Booting EFI in QEMU

2 minute read

How you boot a disk.img (dd’d from a drive) with a EFI bootloader using QEMU.

On a real computer with UEFI firmware, the firmware is built into the computer’s motherboard. This UEFI firmware is responsible for initializing the hardware, finding bootable devices, and then loading and running the EFI boot loaders found on those devices, such as the GRUB boot loader from an EFI System Partition (ESP). When you boot a real computer, the UEFI firmware is already there, performing its role as the bridge between the computer’s firmware and the operating system’s bootloader.

In contrast, QEMU emulates a virtual machine without inherent UEFI firmware; it defaults to a traditional BIOS firmware emulation. This means that without specifying an alternative, QEMU does not natively provide the UEFI boot process your real system’s motherboard firmware does. To emulate a UEFI environment within QEMU, you must explicitly tell QEMU to use an EFI firmware, such as OVMF (Open Virtual Machine Firmware). OVMF is an open-source UEFI firmware designed for use in virtual machines, providing them with UEFI functionality similar to that of real hardware.

From ChatGPT

So we need to find a OVMF. I’ve found a nice notes for How to set up QEMU working properly on M1 Mac (worth checking with Win10 arm64 installation later), where there is a section on building OVMF. Let’s do that.

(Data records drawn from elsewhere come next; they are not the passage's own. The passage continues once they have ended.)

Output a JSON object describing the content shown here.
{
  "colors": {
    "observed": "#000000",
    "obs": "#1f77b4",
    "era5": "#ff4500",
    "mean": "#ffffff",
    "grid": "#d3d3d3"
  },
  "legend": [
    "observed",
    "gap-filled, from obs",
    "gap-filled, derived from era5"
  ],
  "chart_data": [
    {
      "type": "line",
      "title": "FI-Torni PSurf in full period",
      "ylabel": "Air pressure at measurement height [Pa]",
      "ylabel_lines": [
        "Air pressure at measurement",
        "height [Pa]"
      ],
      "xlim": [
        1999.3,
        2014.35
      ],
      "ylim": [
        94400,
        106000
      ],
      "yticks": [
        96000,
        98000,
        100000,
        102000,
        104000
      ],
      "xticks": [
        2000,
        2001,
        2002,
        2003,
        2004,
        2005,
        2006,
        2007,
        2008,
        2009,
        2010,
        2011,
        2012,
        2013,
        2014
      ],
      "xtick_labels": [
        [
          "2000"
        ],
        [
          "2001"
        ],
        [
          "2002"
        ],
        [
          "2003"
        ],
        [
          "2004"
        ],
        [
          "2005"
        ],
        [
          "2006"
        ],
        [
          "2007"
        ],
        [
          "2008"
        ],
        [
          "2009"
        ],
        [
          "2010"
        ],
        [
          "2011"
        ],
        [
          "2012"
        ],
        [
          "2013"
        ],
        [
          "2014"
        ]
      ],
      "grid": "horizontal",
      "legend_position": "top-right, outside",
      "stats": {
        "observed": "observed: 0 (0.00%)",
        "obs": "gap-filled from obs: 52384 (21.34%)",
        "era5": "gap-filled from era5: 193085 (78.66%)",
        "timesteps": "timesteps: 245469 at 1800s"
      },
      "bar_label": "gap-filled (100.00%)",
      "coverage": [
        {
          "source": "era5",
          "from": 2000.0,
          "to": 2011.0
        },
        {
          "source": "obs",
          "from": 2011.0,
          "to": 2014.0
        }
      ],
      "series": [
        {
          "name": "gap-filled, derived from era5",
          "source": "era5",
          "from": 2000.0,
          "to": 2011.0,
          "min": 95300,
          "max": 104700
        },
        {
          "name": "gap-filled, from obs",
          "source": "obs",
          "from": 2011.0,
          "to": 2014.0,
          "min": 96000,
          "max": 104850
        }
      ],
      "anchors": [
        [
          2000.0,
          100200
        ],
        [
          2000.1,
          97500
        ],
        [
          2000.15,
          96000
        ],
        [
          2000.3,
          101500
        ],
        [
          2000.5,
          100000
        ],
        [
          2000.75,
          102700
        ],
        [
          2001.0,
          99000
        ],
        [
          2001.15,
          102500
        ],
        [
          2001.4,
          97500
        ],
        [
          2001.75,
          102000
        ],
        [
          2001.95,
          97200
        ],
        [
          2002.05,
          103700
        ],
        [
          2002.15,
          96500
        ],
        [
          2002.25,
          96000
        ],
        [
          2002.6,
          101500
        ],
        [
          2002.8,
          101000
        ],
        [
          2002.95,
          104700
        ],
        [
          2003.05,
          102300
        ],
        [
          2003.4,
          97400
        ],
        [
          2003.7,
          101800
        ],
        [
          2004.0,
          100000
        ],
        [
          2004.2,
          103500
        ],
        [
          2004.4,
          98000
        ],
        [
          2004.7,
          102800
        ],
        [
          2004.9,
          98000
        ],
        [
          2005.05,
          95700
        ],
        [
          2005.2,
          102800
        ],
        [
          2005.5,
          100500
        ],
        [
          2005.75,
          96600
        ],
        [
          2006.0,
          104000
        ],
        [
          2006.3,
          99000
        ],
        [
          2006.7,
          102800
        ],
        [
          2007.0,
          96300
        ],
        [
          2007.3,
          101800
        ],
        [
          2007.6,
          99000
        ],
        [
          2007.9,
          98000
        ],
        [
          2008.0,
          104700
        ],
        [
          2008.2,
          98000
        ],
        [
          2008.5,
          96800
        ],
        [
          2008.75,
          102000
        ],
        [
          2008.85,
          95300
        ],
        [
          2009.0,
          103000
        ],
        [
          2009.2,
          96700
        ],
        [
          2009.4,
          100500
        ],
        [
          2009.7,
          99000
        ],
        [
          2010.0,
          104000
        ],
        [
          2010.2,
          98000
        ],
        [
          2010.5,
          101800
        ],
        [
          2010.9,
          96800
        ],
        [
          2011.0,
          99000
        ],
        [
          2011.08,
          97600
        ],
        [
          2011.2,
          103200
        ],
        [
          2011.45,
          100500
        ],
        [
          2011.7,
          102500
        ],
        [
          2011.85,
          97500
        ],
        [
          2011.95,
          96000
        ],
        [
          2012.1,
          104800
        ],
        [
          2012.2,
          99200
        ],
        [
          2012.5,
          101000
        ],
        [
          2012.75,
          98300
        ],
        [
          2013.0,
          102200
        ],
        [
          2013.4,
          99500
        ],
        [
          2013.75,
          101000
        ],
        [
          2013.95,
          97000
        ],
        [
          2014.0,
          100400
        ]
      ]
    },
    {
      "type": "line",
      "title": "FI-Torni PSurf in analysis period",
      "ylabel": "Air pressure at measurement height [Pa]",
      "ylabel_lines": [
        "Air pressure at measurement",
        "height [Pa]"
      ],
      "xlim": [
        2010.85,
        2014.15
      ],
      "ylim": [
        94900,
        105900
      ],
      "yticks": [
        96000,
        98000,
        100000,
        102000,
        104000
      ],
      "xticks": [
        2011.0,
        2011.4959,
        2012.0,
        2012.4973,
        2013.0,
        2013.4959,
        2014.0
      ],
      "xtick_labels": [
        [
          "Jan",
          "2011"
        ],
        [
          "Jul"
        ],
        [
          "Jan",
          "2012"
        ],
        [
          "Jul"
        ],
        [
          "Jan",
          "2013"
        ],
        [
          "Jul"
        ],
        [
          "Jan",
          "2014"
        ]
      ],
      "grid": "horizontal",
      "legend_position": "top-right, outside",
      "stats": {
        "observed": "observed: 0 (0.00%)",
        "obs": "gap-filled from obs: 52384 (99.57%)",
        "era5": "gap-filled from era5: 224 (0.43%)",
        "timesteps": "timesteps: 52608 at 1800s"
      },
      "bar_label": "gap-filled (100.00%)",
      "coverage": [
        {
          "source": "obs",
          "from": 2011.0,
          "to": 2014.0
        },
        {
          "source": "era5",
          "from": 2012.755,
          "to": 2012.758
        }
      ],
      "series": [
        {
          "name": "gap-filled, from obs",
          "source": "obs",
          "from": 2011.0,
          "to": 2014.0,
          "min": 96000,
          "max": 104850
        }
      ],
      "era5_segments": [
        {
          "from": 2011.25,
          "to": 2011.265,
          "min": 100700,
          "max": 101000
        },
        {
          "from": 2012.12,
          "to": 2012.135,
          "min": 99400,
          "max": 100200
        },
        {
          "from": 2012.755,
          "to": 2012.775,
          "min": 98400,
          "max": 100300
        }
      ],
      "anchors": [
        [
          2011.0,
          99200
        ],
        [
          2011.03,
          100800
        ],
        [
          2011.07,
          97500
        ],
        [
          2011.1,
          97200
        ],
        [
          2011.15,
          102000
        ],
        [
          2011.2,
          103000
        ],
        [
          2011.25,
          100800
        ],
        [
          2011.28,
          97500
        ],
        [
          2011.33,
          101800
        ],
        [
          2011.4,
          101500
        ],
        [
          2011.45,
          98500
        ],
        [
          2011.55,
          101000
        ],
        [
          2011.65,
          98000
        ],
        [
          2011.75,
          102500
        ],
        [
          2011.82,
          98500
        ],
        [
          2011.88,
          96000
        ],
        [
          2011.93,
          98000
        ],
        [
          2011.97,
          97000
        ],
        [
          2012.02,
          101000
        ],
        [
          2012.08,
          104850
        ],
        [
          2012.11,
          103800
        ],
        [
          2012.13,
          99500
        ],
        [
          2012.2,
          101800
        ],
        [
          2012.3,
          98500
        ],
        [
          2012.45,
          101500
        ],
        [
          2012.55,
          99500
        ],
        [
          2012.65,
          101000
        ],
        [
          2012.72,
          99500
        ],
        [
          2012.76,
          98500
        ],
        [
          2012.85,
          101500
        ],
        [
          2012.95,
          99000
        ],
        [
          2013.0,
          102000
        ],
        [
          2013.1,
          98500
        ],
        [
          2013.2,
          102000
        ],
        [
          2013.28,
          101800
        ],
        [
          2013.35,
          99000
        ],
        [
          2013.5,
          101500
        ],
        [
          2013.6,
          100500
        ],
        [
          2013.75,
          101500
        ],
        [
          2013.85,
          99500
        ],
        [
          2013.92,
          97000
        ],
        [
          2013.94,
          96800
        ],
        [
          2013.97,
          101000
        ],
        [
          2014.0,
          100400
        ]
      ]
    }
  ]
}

Don’t forget to use the latest appropriate tag for edk2.

Here is a Dockerfile to automate the build process:

FROM ubuntu:22.04

RUN apt update
RUN apt install -y gcc-multilib g++-multilib git iasl python3 python3-distutils \
                   uuid-dev make g++ nasm gcc-aarch64-linux-gnu

WORKDIR /code

ARG EDK2_TAG=edk2-stable202402

RUN git clone --branch ${EDK2_TAG} https://github.com/tianocore/edk2.git
RUN cd edk2 && git submodule update --init --recursive

# Credits go to https://gist.github.com/haharoit/a81fecd847003626ef9ef700e4901d15
SHELL ["/bin/bash", "-c"]
RUN cd edk2 && \
    source edksetup.sh && \
    make -C BaseTools && \
    build -a X64 -t GCC5 -p OvmfPkg/OvmfPkgX64.dsc

CMD ["cp", "-v", "/code/edk2/Build/OvmfX64/DEBUG_GCC5/FV/OVMF.fd", "/out"]

Build the image and get the file out by running the container and mounting current directory as /out:

docker build --platform=linux/amd64 -t pfdii-ovmf .

docker run --rm --platform=linux/amd64 -v $(pwd):/out pfdii-ovmf

Then booting with QEMU is just:

qemu-system-x86_64 -m 4G -hda disk.img -boot c -bios OVMF.fd

TBD

These files come with QEMU and look interetsting:

% find /opt/homebrew/ -name \*.fd
/opt/homebrew//Cellar/qemu/8.2.1/share/qemu/edk2-i386-code.fd
/opt/homebrew//Cellar/qemu/8.2.1/share/qemu/edk2-x86_64-secure-code.fd
/opt/homebrew//Cellar/qemu/8.2.1/share/qemu/edk2-i386-vars.fd
/opt/homebrew//Cellar/qemu/8.2.1/share/qemu/edk2-aarch64-code.fd
/opt/homebrew//Cellar/qemu/8.2.1/share/qemu/edk2-arm-vars.fd
/opt/homebrew//Cellar/qemu/8.2.1/share/qemu/edk2-i386-secure-code.fd
/opt/homebrew//Cellar/qemu/8.2.1/share/qemu/edk2-x86_64-code.fd
/opt/homebrew//Cellar/qemu/8.2.1/share/qemu/edk2-arm-code.fd

I managed to run with a combination using:

-drive if=pflash,format=raw,readonly,file=$(find /opt/homebrew/ -name edk2-x86_64-code.fd) \
-drive if=pflash,format=raw,file=$(find /opt/homebrew/ -name edk2-i386-vars.fd)

But it looks like that run overwritten the edk2-i386-vars.fd file inplace and failed to run more (need to investigate it more).